Highlights from the monthly report point out:

  • Wholesale Prices Decline in January
  • Prices down by an average of 2.5%
  • Used Vehicle Price Index Down
  • Index falls for 5th consecutive month to 117.2
  • New Vehicle Sales Slow
  • Sales fall 2.1%, SAAR reaches 16.6 M units
  • Incentive Spending Declines
  • Incentives decrease by 1.9% to $3,846 per unit

"We are expecting the used market to slow in 2019 with used prices forecasted to decline by 1 to 1.5%," said David Paris, Executive Analyst at J.D. Power Valuation Services. "There should be increases in used supply once again this year along with more volatile credit conditions and increasing gasoline prices with are expected to apply pressure on the used market."

Want to get the best deal on a used car? Follow these tips:

Line up your financing. Being pre-approved gives you confidence, and takes some “maneuvering room” away from crafty dealers – who often sell you more expensive financing than what you actually quality for.

See your credit union. Credit unions have some of the best deals on used vehicle financing. They are not-for-profit institutions owned by their members. That means you. Don’t sign onto any financing until you get a quote from your CU. (Also, car dealers know that CU members are smart shoppers).

Shop, shop and shop some more. Scour your area dealers -- even if you’re set on a particular make and model. You can even play one dealer off against another.

Be ready to leave. Don’t get “sucked in” to the dealer’s sales process. Car salespeople are expert at making you feel harried, helpless and exhausted. You make a counter-offer, and it’s “I’ll have to talk to my manager” – which somehow always takes 20 minutes. And that’s one of the nicer tactics they use. Pretty soon you just want to get it all over with. Psych yourself out, and be tough. The best way to make them play your game is to be ready to leave.

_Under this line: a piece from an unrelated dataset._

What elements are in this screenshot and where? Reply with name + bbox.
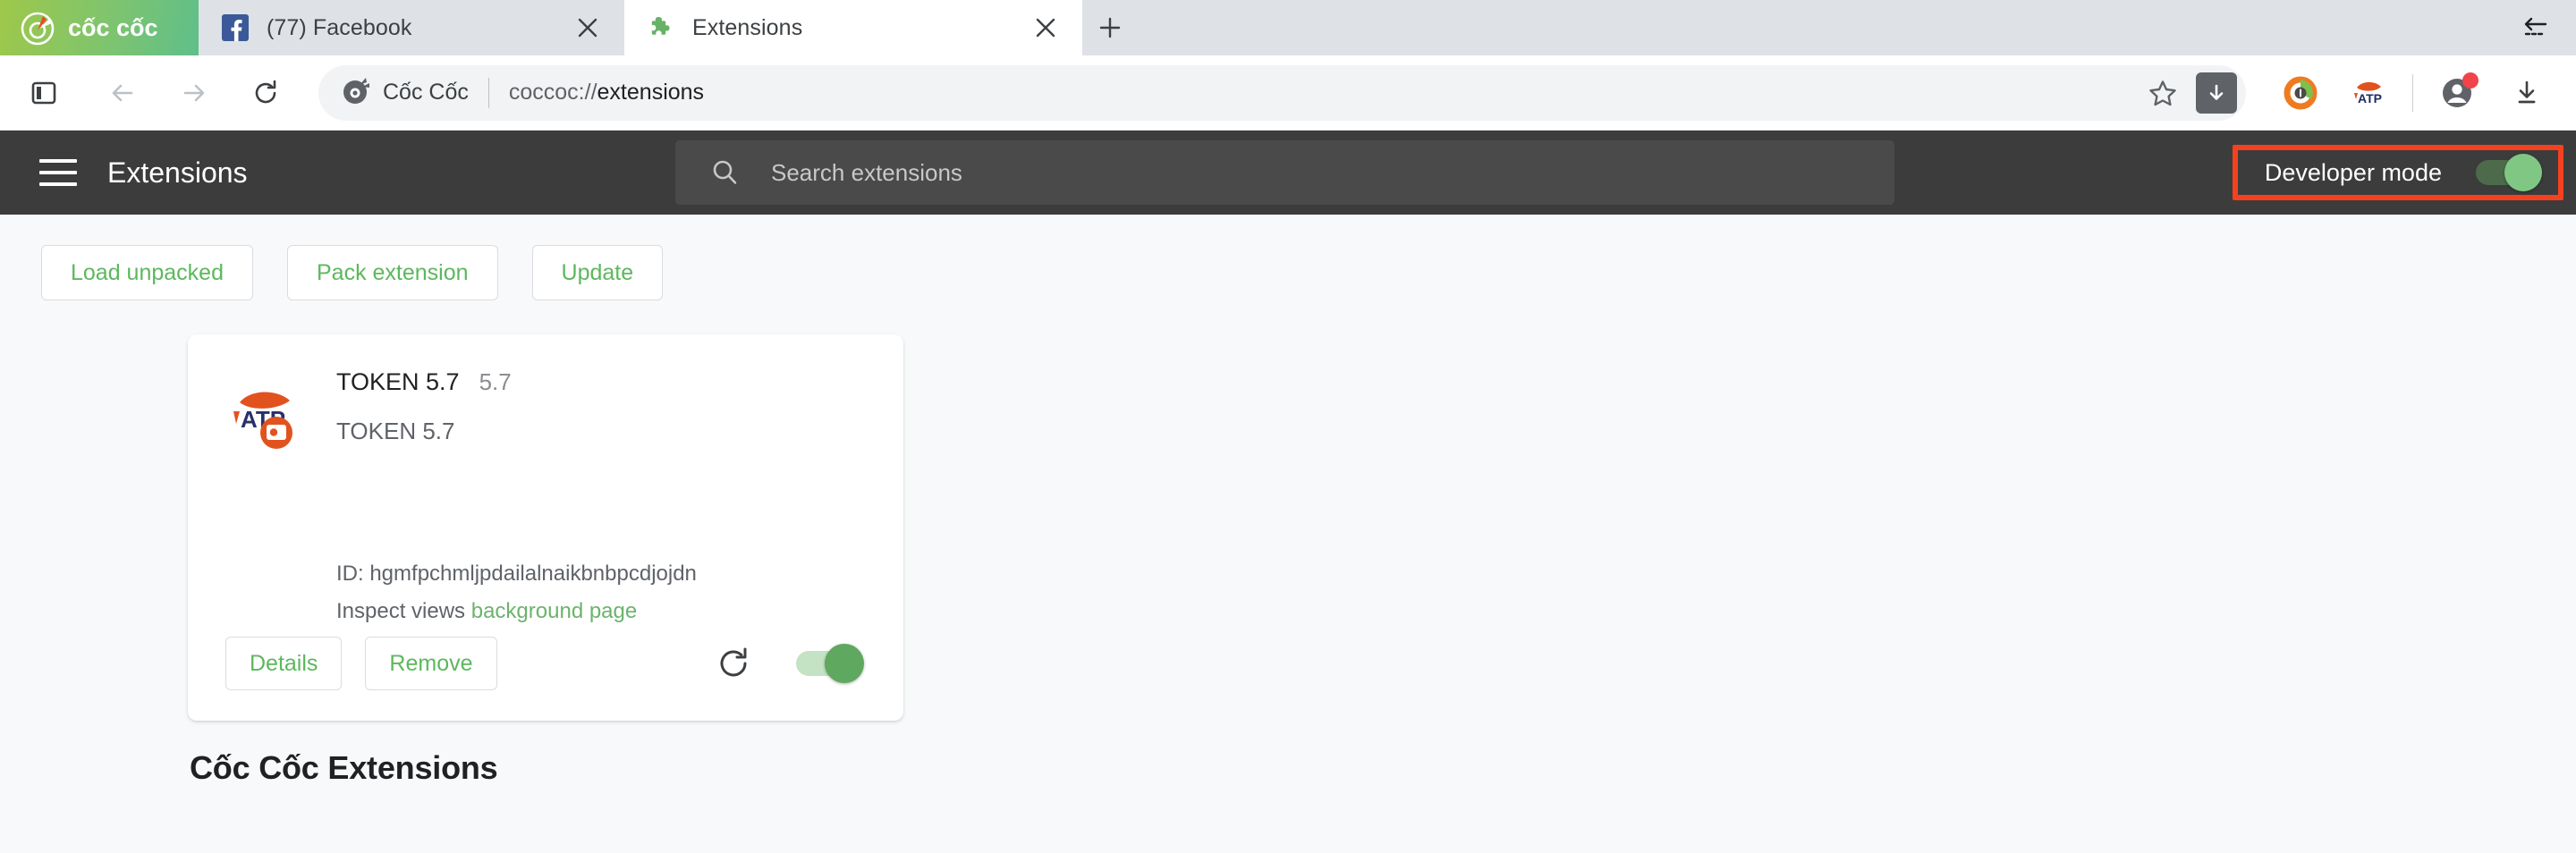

Watch out for the “extras”. Dealers plump up their profits on a sale in a variety of ways. The top two are lousy financing deals (good for them, bad for you) and “extended warranties” that are often 70% profit. Other “extras” include over-priced accessories or security devices, and service plans. Dealers will even charge big bucks for the air (“nitrogen, Bob, it’ll pay for itself!”) in your tires. If you want any of these extras, negotiate hard for your deal.